Tuesday, December 17, 2024
Speaker: Zhijian He (South China University of Technology) [Zoom Link]
Title: Reclaiming importance sampling in Bayesian inverse problems: the quasi-Monte Carlo way
Abstract: Importance Sampling (IS), an effective variance reduction strategy in Monte Carlo (MC) simulation, is frequently utilized for Bayesian inference and other statistical challenges. Quasi-Monte Carlo (QMC) replaces the random samples in MC with low discrepancy points and has the potential to substantially enhance error rates. In this talk, I will show how to integrate IS with a randomly shifted rank-1 lattice rule, a widely used QMC method, to approximate posterior expectations arising from Bayesian Inverse Problems (BIPs) where the posterior density tends to concentrate as the intensity of noise diminishes.

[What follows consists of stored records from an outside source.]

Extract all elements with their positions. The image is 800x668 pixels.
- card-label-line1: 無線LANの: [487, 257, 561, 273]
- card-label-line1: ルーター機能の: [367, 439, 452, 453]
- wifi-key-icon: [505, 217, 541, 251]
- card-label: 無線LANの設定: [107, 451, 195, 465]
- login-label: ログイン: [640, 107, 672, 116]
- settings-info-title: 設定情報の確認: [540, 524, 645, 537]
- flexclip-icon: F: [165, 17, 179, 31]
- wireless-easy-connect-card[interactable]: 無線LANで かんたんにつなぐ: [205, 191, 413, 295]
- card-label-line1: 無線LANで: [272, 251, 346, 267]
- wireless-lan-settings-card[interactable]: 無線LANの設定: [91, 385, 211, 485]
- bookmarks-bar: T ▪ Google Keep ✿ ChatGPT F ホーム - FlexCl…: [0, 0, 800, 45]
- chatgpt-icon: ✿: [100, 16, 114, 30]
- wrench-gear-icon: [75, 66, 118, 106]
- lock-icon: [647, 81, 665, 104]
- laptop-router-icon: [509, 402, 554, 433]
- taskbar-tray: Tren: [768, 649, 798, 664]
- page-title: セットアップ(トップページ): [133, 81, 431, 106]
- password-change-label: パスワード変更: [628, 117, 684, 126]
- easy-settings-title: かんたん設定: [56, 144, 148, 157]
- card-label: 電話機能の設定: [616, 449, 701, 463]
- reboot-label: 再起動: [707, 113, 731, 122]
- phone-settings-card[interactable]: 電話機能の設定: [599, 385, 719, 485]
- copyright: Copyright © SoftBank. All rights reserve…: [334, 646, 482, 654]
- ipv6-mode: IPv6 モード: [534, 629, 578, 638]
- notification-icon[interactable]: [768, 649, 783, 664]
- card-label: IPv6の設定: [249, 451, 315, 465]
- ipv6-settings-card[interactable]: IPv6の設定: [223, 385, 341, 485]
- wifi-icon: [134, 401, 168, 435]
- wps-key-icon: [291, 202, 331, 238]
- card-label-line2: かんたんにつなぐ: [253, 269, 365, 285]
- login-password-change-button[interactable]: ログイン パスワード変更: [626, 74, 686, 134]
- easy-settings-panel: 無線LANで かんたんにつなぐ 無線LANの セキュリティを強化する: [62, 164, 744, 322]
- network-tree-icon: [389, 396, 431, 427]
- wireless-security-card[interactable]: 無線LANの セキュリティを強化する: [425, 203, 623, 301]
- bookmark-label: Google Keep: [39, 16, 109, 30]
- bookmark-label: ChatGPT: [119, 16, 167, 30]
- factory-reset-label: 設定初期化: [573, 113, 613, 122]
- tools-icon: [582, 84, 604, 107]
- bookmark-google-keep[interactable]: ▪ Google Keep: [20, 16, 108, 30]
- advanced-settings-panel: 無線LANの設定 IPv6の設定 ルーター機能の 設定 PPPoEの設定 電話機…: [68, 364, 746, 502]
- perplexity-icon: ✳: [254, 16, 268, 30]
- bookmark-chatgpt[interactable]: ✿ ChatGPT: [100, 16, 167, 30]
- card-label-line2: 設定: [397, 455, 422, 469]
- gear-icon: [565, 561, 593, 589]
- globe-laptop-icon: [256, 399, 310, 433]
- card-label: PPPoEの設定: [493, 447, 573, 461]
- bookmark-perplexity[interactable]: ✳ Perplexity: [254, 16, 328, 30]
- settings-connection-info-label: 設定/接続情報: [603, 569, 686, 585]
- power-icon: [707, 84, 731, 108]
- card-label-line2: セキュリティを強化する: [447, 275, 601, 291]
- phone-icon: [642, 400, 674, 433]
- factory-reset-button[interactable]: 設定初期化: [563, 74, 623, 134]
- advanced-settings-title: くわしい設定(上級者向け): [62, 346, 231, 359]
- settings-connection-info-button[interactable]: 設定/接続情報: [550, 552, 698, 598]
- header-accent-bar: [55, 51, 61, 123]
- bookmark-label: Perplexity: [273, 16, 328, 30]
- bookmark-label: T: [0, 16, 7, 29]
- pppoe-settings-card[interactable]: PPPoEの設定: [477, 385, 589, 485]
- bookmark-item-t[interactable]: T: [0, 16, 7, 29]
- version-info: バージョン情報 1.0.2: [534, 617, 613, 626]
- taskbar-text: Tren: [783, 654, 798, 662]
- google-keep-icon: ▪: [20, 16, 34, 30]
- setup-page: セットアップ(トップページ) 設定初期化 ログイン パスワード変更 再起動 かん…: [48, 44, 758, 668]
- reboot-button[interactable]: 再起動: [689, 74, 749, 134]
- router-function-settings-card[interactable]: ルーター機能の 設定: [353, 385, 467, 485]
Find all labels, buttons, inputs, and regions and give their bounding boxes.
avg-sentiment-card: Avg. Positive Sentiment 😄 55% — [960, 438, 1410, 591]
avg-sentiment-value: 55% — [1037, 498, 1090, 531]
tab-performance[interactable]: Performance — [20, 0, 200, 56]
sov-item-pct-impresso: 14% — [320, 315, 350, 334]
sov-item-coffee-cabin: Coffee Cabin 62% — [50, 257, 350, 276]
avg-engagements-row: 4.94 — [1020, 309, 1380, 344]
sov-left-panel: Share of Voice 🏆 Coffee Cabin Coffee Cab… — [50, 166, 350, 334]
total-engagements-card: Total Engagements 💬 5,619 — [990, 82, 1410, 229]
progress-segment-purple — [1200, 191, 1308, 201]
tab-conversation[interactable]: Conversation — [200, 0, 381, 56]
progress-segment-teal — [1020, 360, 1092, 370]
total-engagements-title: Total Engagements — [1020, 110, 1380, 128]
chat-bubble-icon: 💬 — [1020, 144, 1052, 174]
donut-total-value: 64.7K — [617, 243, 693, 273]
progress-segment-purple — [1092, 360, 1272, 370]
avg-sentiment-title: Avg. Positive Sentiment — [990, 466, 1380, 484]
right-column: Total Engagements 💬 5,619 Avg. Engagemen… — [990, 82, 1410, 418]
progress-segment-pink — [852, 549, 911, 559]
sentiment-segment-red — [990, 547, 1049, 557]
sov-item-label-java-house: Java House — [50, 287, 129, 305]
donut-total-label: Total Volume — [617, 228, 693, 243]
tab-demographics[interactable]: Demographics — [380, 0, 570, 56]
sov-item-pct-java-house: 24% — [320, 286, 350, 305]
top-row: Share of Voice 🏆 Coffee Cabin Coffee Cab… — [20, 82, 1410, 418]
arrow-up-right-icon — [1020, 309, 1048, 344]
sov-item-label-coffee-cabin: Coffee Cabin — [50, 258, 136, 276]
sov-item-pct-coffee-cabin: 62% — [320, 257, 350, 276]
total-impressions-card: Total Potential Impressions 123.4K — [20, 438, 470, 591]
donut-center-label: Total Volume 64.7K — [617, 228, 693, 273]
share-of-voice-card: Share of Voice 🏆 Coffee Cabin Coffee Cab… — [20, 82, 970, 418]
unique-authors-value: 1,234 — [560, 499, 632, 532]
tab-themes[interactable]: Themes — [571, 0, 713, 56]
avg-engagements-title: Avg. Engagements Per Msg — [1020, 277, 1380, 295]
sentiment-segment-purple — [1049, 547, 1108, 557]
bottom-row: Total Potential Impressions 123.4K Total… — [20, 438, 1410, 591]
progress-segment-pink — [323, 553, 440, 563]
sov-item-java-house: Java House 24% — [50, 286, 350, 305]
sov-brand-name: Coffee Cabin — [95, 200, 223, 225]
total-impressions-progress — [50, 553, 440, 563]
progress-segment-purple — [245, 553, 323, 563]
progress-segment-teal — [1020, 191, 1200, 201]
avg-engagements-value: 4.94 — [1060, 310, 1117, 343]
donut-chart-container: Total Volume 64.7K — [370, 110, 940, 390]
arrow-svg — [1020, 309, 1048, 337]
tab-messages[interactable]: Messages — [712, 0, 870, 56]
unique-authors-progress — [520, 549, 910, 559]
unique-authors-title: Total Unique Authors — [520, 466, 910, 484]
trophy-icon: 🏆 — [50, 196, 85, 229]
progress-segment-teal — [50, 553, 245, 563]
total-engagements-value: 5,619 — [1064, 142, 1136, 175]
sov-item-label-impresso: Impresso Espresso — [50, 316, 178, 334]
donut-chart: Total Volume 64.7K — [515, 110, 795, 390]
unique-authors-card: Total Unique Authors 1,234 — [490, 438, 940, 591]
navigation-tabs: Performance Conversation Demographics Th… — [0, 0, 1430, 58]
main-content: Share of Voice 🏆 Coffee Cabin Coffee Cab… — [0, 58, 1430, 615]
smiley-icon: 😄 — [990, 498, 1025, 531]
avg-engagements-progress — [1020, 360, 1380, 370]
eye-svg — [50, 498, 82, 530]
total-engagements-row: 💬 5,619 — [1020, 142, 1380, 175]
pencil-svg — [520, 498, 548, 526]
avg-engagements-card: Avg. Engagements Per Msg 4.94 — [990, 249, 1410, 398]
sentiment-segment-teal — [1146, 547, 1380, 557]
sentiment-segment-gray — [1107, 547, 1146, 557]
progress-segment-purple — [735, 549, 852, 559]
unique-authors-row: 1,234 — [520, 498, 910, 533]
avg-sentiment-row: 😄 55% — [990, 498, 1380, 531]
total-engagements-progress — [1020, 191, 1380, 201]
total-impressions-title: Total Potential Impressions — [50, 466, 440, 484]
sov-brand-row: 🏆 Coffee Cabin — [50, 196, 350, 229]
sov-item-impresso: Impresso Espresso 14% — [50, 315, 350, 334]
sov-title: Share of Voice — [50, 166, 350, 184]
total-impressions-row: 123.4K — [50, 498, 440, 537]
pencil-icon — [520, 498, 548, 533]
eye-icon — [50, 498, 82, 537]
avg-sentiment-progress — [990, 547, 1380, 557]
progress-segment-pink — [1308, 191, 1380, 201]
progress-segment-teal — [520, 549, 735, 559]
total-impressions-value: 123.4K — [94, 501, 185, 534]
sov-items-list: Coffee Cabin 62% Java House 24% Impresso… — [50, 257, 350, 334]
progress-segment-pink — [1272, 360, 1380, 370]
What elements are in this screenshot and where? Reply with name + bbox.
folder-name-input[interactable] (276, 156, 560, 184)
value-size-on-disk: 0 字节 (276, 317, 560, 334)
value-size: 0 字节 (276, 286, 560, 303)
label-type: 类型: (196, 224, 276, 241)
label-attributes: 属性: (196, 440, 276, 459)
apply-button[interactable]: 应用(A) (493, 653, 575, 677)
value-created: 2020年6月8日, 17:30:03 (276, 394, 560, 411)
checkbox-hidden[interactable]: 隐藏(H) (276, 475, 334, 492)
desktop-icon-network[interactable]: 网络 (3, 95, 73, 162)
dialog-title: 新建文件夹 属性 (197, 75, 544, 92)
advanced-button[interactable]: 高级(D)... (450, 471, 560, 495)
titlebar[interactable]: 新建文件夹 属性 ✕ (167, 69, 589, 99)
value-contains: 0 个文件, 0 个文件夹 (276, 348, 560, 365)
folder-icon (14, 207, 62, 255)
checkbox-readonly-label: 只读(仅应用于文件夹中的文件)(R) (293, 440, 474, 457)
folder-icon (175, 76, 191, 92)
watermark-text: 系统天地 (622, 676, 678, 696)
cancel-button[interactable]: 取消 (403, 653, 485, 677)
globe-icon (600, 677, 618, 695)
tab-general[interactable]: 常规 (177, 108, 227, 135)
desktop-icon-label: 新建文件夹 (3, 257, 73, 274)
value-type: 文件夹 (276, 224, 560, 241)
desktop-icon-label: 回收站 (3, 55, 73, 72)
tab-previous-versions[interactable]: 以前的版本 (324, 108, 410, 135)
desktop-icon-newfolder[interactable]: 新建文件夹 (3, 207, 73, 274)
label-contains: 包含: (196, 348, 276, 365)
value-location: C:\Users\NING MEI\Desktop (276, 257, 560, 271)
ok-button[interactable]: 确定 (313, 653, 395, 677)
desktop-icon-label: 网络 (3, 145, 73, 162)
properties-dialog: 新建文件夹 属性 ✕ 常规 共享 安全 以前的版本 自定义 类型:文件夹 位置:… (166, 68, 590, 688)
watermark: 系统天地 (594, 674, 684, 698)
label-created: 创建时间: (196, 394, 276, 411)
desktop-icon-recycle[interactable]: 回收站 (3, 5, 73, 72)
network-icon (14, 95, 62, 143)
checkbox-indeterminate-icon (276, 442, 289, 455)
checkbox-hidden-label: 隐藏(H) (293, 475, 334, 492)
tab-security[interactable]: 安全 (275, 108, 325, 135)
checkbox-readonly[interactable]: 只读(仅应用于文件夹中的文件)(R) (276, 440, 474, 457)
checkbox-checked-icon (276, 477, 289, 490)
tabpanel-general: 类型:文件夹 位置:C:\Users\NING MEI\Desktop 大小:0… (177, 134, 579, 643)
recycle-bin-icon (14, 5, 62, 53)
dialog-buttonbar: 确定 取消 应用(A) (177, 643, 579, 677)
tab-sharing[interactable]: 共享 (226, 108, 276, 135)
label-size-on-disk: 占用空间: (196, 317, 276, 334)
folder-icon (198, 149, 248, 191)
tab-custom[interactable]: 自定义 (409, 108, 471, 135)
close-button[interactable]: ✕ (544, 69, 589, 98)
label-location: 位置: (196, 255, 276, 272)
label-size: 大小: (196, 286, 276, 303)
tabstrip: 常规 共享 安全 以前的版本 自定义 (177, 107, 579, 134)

Within the framework of weighted Hilbert spaces, we first establish the convergence rate of the lattice rule for a large class of unbounded integrands. This method extends to the analysis of QMC combined with IS in BIPs. Furthermore, we explore the robustness of the IS-based randomly shifted rank-1 lattice rule by determining the quadrature error rate with respect to the noise level. The effects of using Gaussian distributions and t-distributions as the proposal distributions on the error rate of QMC are investigated. We find that the error rate may deteriorate at low intensity of noise when using improper proposals, such as the prior distribution. To reclaim the effectiveness of QMC, we propose a new IS method such that the lattice rule with $N$ quadrature points achieves an optimal error rate close to $O(N^{-1})$, which is insensitive to the noise level. Numerical experiments are conducted to support the theoretical results.